During the event, local and state elected officials congratulated the graduates and shared their thoughts about the program’s success.

A choir consisting of clients from St. Christopher’s Inn, a substance-abuse treatment center in Garrison, sang two songs. James Rohrig watched his daughter, Stephanie, 19, graduate.”It was very uplifting to see the little steps. There were no giant steps. It was like a series of mini-accomplishments, and today we’re very happy,” the West Nyack man said. “The whole family is here – her mom and dad and her siblings – and we’re all sharing in her success.” Someone else came out to see Stephanie Rohrig graduate.

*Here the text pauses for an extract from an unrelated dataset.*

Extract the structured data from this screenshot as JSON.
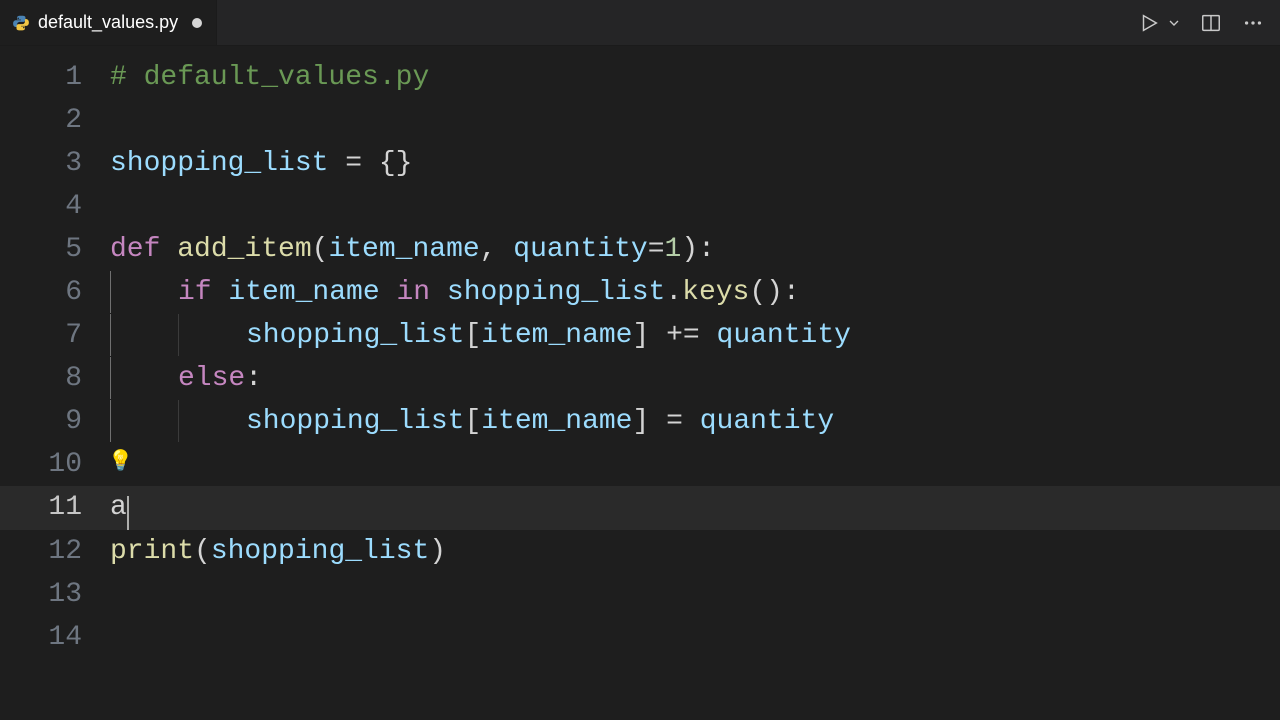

Ramapo Police Officer John Salmon stood in the back of the room and watched while Rohrig took the podium and thanked him for having arrested her in 2005.”It was just something that just started what needed to be started,” she said after the ceremony.Salmon said the event made him feel he had made a difference. “I was a (New York) city cop, and I’ve seen a lot of people hit rock bottom and never get back,” he said.

“This is definitely a great start and … now I just wish her the best.”